Somewhat ashamed of myself
Hello,
I am somewhat ashamed of myself as I allowed my temper to get the better of me. Still, I thought I would share an experience today to illustrate that you can learn to be effective in real fights using Wing Chun or whatever art you chose, as long as your focus is correct.
This morning my wife and I were riding on my motorcycle and had just left Toys R Us. We bought a Slurpee mahine for one of our kids. As we were pulling out of the parking lot a car came around the corner very quickly and almost hit us. The driver made a rather rude gesture and then pulled over and signaled me to come over, he kind of gave me the finger. Anyhow, I know I should have riden on but I was a little ****ed so I pulled the bike over to him and got off. He and I excahgne words and they he actually got into a front stance. I laughed at him and proceded to take his knee out and knocked him down. He got up and tried to kick me from this same stance with his left leg as the lead. I stepped to his left and had perfect openings to hit him and kick him in the knee again. He then tried to throw a punch and I parried and applied an arm bar and dropped him to his knees, I then applied a rear choke and almost choked him out, but my wife stopped me.
Now I don't know how good this guy was, but I was not too impressed. At the same time I never really tried to seriously hurt him but there was plenty of opportunity to do so. Who knows, maybe if I had hit him instead of opting to control him, he would have gotten ****ed off and kicked my a** but I kind of doubt it.
I noticed that he was not prepared for the explosiveness of Wing Chun nor was he able to adapt to the rapid changes of our combat situation. His one sided stance allowed me to take advantage of his blind side and use it to my advantage.
I felt very comfortable in fighting him and felt that I could almost do whatever I wanted to with him.

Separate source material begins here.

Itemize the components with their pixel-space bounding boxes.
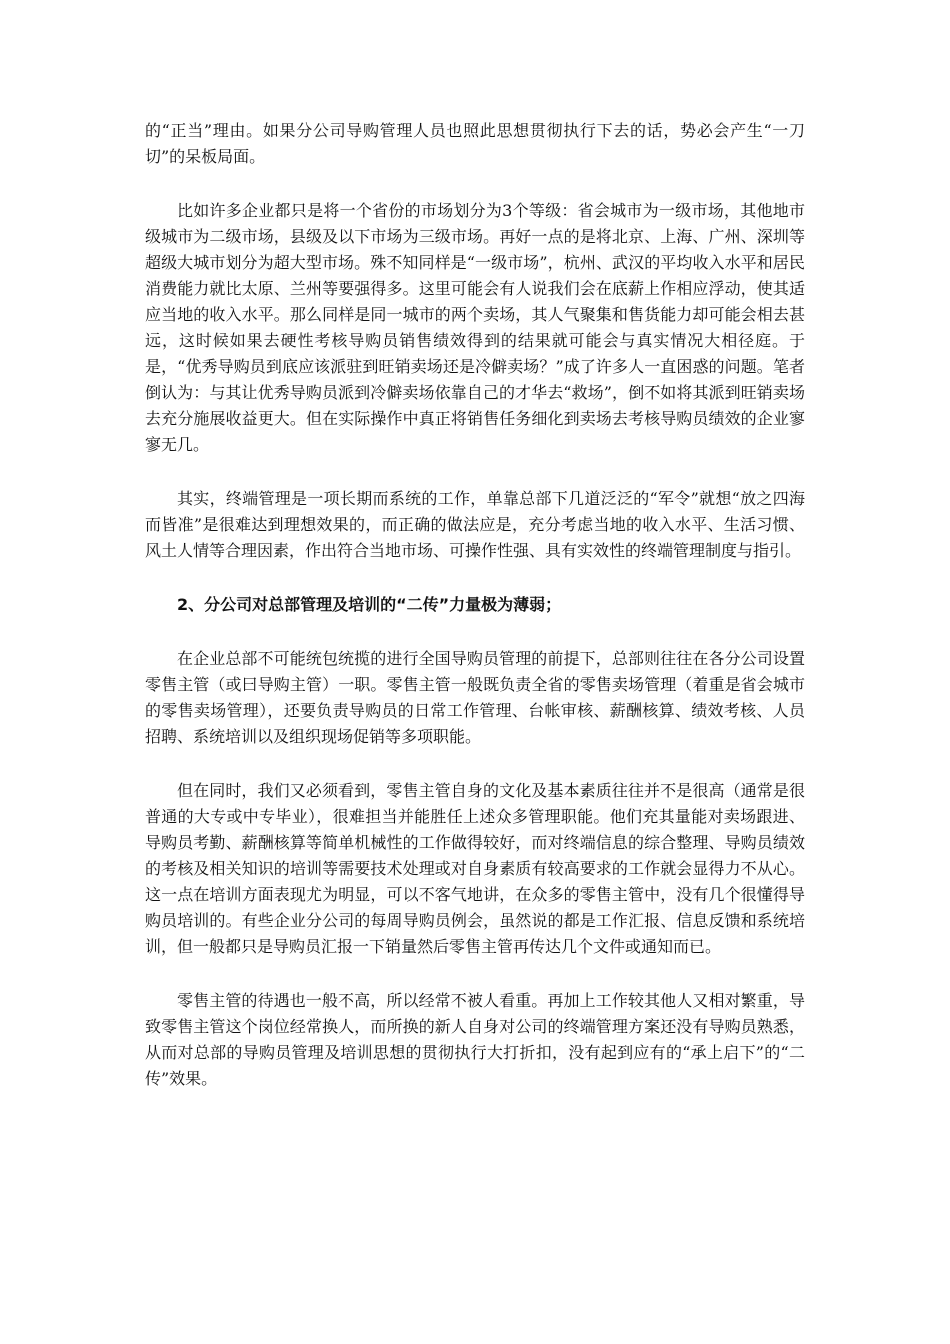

Once I applie the choke I effectively broke his balance and took away many of his options. He was quite a bit younger than I and in much better shape. As a matter of fact during our exchange of words he called me fat, which hurt far more than any of his ineffective attacks did. I am not thinking about getting back in shape:D .

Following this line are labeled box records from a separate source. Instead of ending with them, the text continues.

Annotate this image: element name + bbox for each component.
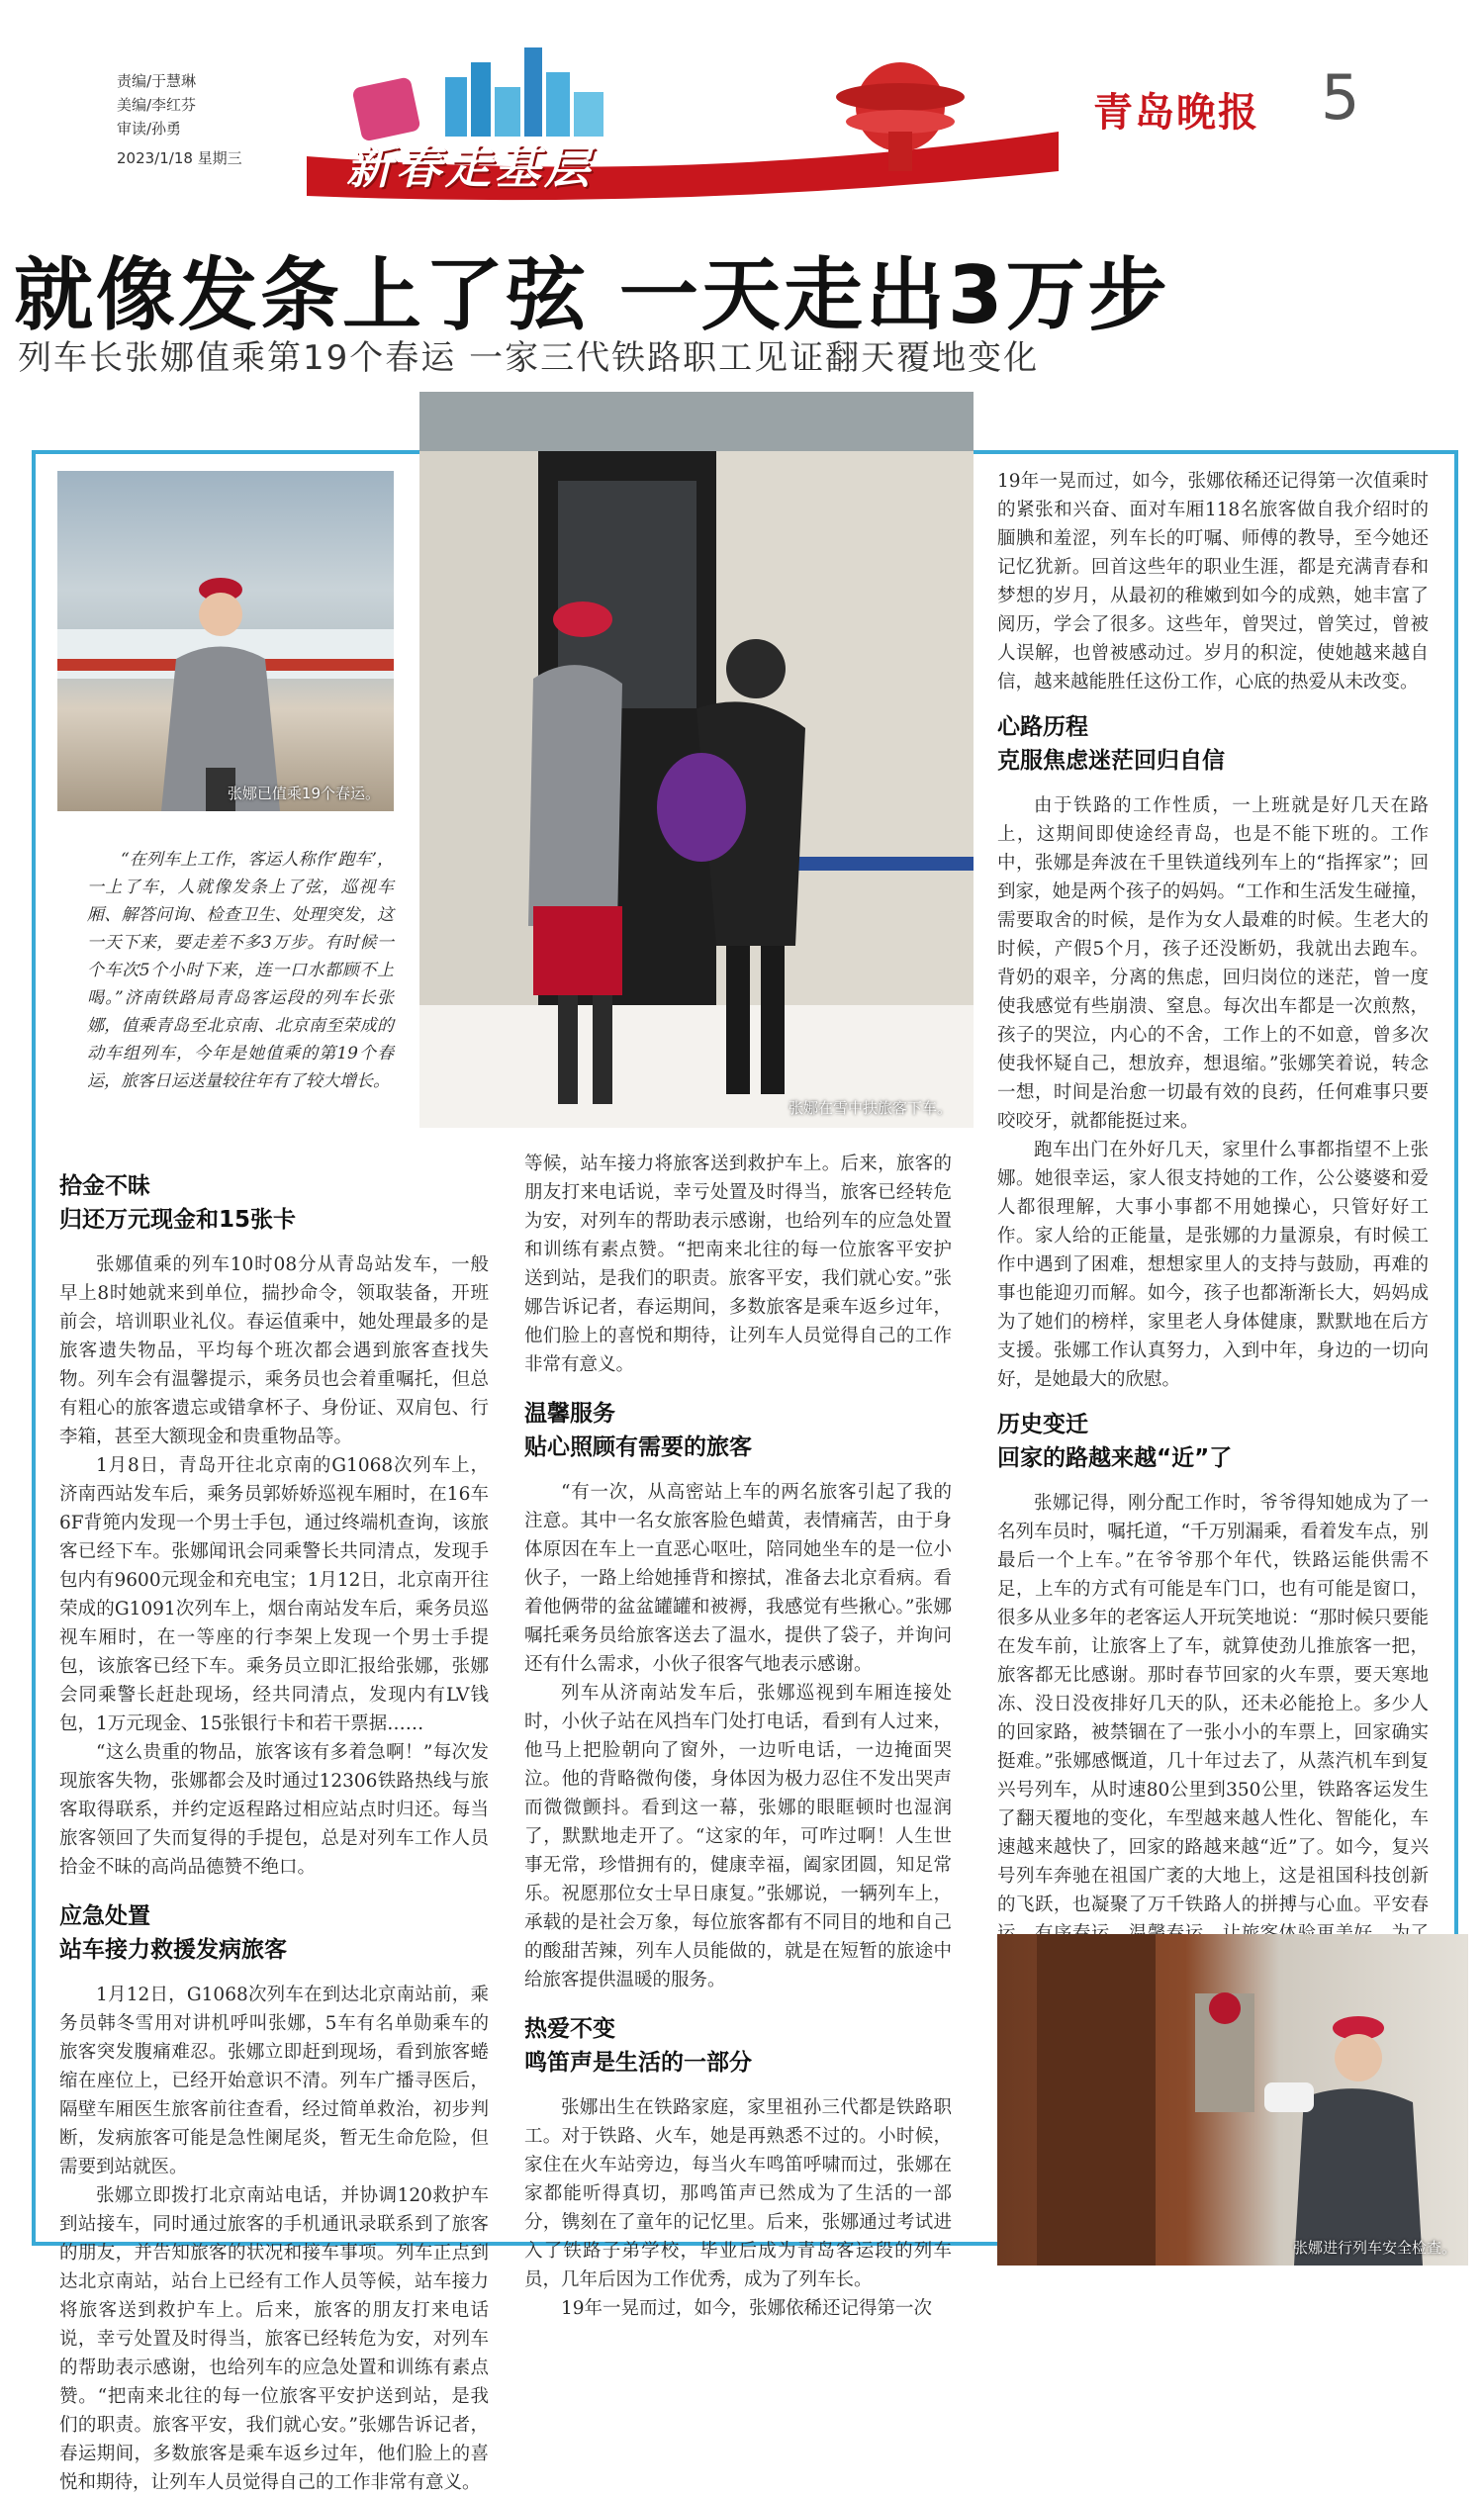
credits-block bbox=[117, 69, 242, 170]
photo1-caption: 张娜已值乘19个春运。 bbox=[227, 785, 380, 802]
photo-snow-helping-passenger bbox=[419, 392, 974, 1128]
section-4-paragraph: 19年一晃而过，如今，张娜依稀还记得第一次 bbox=[561, 2298, 933, 2319]
photo-conductor-portrait bbox=[57, 471, 394, 811]
photo3-caption: 张娜进行列车安全检查。 bbox=[1292, 2239, 1456, 2257]
banner-title: 新春走基层 bbox=[346, 140, 594, 194]
photo-safety-inspection bbox=[997, 1934, 1468, 2266]
section-3-paragraph: “有一次，从高密站上车的两名旅客引起了我的注意。其中一名女旅客脸色蜡黄，表情痛苦，由于身体原因在车上一直恶心呕吐，陪同她坐车的是一位小伙子，一路上给她捶背和擦拭，准备去北京看病。看着他俩带的盆盆罐罐和被褥，我感觉有些揪心。”张娜嘱托乘务员给旅客送去了温水，提供了袋子，并询问还有什么需求，小伙子很客气地表示感谢。 bbox=[524, 1482, 952, 1675]
section-2-title-1: 应急处置 bbox=[59, 1903, 150, 1929]
section-3-title-1: 温馨服务 bbox=[524, 1401, 615, 1427]
intro-paragraph: “在列车上工作，客运人称作‘跑车’，一上了车，人就像发条上了弦，巡视车厢、解答问询、检查卫生、处理突发，这一天下来，要走差不多3万步。有时候一个车次5个小时下来，连一口水都顾不上喝。”济南铁路局青岛客运段的列车长张娜，值乘青岛至北京南、北京南至荣成的动车组列车，今年是她值乘的第19个春运，旅客日运送量较往年有了较大增长。 bbox=[87, 850, 394, 1091]
column-2 bbox=[524, 1150, 952, 2323]
section-1-paragraph: “这么贵重的物品，旅客该有多着急啊！”每次发现旅客失物，张娜都会及时通过12306铁路热线与旅客取得联系，并约定返程路过相应站点时归还。每当旅客领回了失而复得的手提包，总是对列车工作人员拾金不昧的高尚品德赞不绝口。 bbox=[59, 1742, 489, 1878]
issue-date: 2023/1/18 星期三 bbox=[117, 149, 242, 167]
section-4-continued: 19年一晃而过，如今，张娜依稀还记得第一次值乘时的紧张和兴奋、面对车厢118名旅客做自我介绍时的腼腆和羞涩，列车长的叮嘱、师傅的教导，至今她还记忆犹新。回首这些年的职业生涯，都是充满青春和梦想的岁月，从最初的稚嫩到如今的成熟，她丰富了阅历，学会了很多。这些年，曾哭过，曾笑过，曾被人误解，也曾被感动过。岁月的积淀，使她越来越自信，越来越能胜任这份工作，心底的热爱从未改变。 bbox=[997, 471, 1429, 693]
section-2-continued: 等候，站车接力将旅客送到救护车上。后来，旅客的朋友打来电话说，幸亏处置及时得当，旅客已经转危为安，对列车的帮助表示感谢，也给列车的应急处置和训练有素点赞。“把南来北往的每一位旅客平安护送到站，是我们的职责。旅客平安，我们就心安。”张娜告诉记者，春运期间，多数旅客是乘车返乡过年，他们脸上的喜悦和期待，让列车人员觉得自己的工作非常有意义。 bbox=[524, 1154, 952, 1375]
section-6-title-1: 历史变迁 bbox=[997, 1412, 1088, 1437]
section-3-paragraph: 列车从济南站发车后，张娜巡视到车厢连接处时，小伙子站在风挡车门处打电话，看到有人过来，他马上把脸朝向了窗外，一边听电话，一边掩面哭泣。他的背略微佝偻，身体因为极力忍住不发出哭声而微微颤抖。看到这一幕，张娜的眼眶顿时也湿润了，默默地走开了。“这家的年，可咋过啊！人生世事无常，珍惜拥有的，健康幸福，阖家团圆，知足常乐。祝愿那位女士早日康复。”张娜说，一辆列车上，承载的是社会万象，每位旅客都有不同目的地和自己的酸甜苦辣，列车人员能做的，就是在短暂的旅途中给旅客提供温暖的服务。 bbox=[524, 1683, 952, 1990]
section-6-paragraph: 张娜记得，刚分配工作时，爷爷得知她成为了一名列车员时，嘱托道，“千万别漏乘，看着发车点，别最后一个上车。”在爷爷那个年代，铁路运能供需不足，上车的方式有可能是车门口，也有可能是窗口，很多从业多年的老客运人开玩笑地说：“那时候只要能在发车前，让旅客上了车，就算使劲儿推旅客一把，旅客都无比感谢。那时春节回家的火车票，要天寒地冻、没日没夜排好几天的队，还未必能抢上。多少人的回家路，被禁锢在了一张小小的车票上，回家确实挺难。”张娜感慨道，几十年过去了，从蒸汽机车到复兴号列车，从时速80公里到350公里，铁路客运发生了翻天覆地的变化，车型越来越人性化、智能化，车速越来越快了，回家的路越来越“近”了。如今，复兴号列车奔驰在祖国广袤的大地上，这是祖国科技创新的飞跃，也凝聚了万千铁路人的拼搏与心血。平安春 bbox=[997, 1493, 1429, 1915]
designer-credit: 美编/李红芬 bbox=[117, 96, 197, 114]
section-2-paragraph: 1月12日，G1068次列车在到达北京南站前，乘务员韩冬雪用对讲机呼叫张娜，5车有名单勋乘车的旅客突发腹痛难忍。张娜立即赶到现场，看到旅客蜷缩在座位上，已经开始意识不清。列车广播寻医后，隔壁车厢医生旅客前往查看，经过简单救治，初步判断，发病旅客可能是急性阑尾炎，暂无生命危险，但需要到站就医。 bbox=[59, 1985, 489, 2177]
section-5-paragraph: 跑车出门在外好几天，家里什么事都指望不上张娜。她很幸运，家人很支持她的工作，公公婆婆和爱人都很理解，大事小事都不用她操心，只管好好工作。家人给的正能量，是张娜的力量源泉，有时候工作中遇到了困难，想想家里人的支持与鼓励，再难的事也能迎刃而解。如今，孩子也都渐渐长大，妈妈成为了她们的榜样，家里老人身体健康，默默地在后方支援。张娜工作认真努力，入到中年，身边的一切向好，是她最大的欣慰。 bbox=[997, 1140, 1429, 1390]
section-1-title-2: 归还万元现金和15张卡 bbox=[59, 1207, 297, 1233]
section-1-paragraph: 1月8日，青岛开往北京南的G1068次列车上，济南西站发车后，乘务员郭娇娇巡视车厢时，在16车6F背篼内发现一个男士手包，通过终端机查询，该旅客已经下车。张娜闻讯会同乘警长共同清点，发现手包内有9600元现金和充电宝；1月12日，北京南开往荣成的G1091次列车上，烟台南站发车后，乘务员巡视车厢时，在一等座的行李架上发现一个男士手提包，该旅客已经下车。乘务员立即汇报给张娜，张娜会同乘警长赶赴现场，经共同清点，发现内有LV钱包，1万元现金、15张银行卡和若干票据…… bbox=[59, 1455, 489, 1734]
newspaper-name: 青岛晚报 bbox=[1093, 89, 1259, 136]
subheadline: 列车长张娜值乘第19个春运 一家三代铁路职工见证翻天覆地变化 bbox=[18, 338, 1040, 378]
section-5-title-1: 心路历程 bbox=[997, 714, 1088, 740]
headline: 就像发条上了弦 一天走出3万步 bbox=[14, 249, 1170, 341]
editor-credit: 责编/于慧琳 bbox=[117, 72, 197, 90]
section-4-title-1: 热爱不变 bbox=[524, 2016, 615, 2042]
section-4-title-2: 鸣笛声是生活的一部分 bbox=[524, 2050, 752, 2076]
section-5-paragraph: 由于铁路的工作性质，一上班就是好几天在路上，这期间即使途经青岛，也是不能下班的。工作中，张娜是奔波在千里铁道线列车上的“指挥家”；回到家，她是两个孩子的妈妈。“工作和生活发生碰撞，需要取舍的时候，是作为女人最难的时候。生老大的时候，产假5个月，孩子还没断奶，我就出去跑车。背奶的艰辛，分离的焦虑，回归岗位的迷茫，曾一度使我感觉有些崩溃、窒息。每次出车都是一次煎熬，孩子的哭泣，内心的不舍，工作上的不如意，曾多次使我怀疑自己，想放弃，想退缩。”张娜笑着说，转念一想，时间是治愈一切最有效的良药，任何难事只要咬咬牙，就都能挺过来。 bbox=[997, 795, 1429, 1132]
section-3-title-2: 贴心照顾有需要的旅客 bbox=[524, 1434, 752, 1460]
section-2-paragraph: 张娜立即拨打北京南站电话，并协调120救护车到站接车，同时通过旅客的手机通讯录联系到了旅客的朋友，并告知旅客的状况和接车事项。列车正点到达北京南站，站台上已经有工作人员等候，站车接力将旅客送到救护车上。后来，旅客的朋友打来电话说，幸亏处置及时得当，旅客已经转危为安，对列车的帮助表示感谢，也给列车的应急处置和训练有素点赞。“把南来北往的每一位旅客平安护送到站，是我们的职责。旅客平安，我们就心安。”张娜告诉记者，春运期间，多数旅客是乘车返乡过年，他们脸上的喜悦和期待，让列车人员觉得自己的工作非常有意义。 bbox=[59, 2185, 489, 2493]
column-3 bbox=[997, 467, 1429, 2034]
section-2-title-2: 站车接力救援发病旅客 bbox=[59, 1937, 287, 1963]
section-1-title-1: 拾金不昧 bbox=[59, 1173, 150, 1199]
photo2-caption: 张娜在雪中扶旅客下车。 bbox=[788, 1099, 952, 1117]
section-4-paragraph: 张娜出生在铁路家庭，家里祖孙三代都是铁路职工。对于铁路、火车，她是再熟悉不过的。小时候，家住在火车站旁边，每当火车鸣笛呼啸而过，张娜在家都能听得真切，那鸣笛声已然成为了生活的一部分，镌刻在了童年的记忆里。后来，张娜通过考试进入了铁路子弟学校，毕业后成为青岛客运段的列车员，几年后因为工作优秀，成为了列车长。 bbox=[524, 2097, 952, 2290]
section-1-paragraph: 张娜值乘的列车10时08分从青岛站发车，一般早上8时她就来到单位，揣抄命令，领取装备，开班前会，培训职业礼仪。春运值乘中，她处理最多的是旅客遗失物品，平均每个班次都会遇到旅客查找失物。列车会有温馨提示，乘务员也会着重嘱托，但总有粗心的旅客遗忘或错拿杯子、身份证、双肩包、行李箱，甚至大额现金和贵重物品等。 bbox=[59, 1254, 489, 1447]
section-5-title-2: 克服焦虑迷茫回归自信 bbox=[997, 748, 1225, 774]
proofreader-credit: 审读/孙勇 bbox=[117, 120, 182, 138]
banner-graphic bbox=[297, 38, 1068, 206]
column-1 bbox=[59, 1169, 489, 2493]
section-6-title-2: 回家的路越来越“近”了 bbox=[997, 1445, 1233, 1471]
page-number: 5 bbox=[1321, 61, 1360, 134]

For me, Wing Chun has always been an effective art and has served me well over the years. But, I believe that there is a mental aspect which is far more important than the specific shape of your techniques. You have to be willing to hurt someone, not saying you have to, but you need to be willing to cross that line if you have too. You also need to keep your head and not fight out of anger. Even though I allowed myself to get mad, I did not fight out of anger, at least I kept a cool head.
Please do not take this as some boastful attempt to make myself look bad. The truth is that I was wrong to even get into a fight. However, for me, Wing Chun is and continues to be an effective method of combat. If you train properly then even when you get old and out of shape like me, you may find you can deal with the average person you run into to.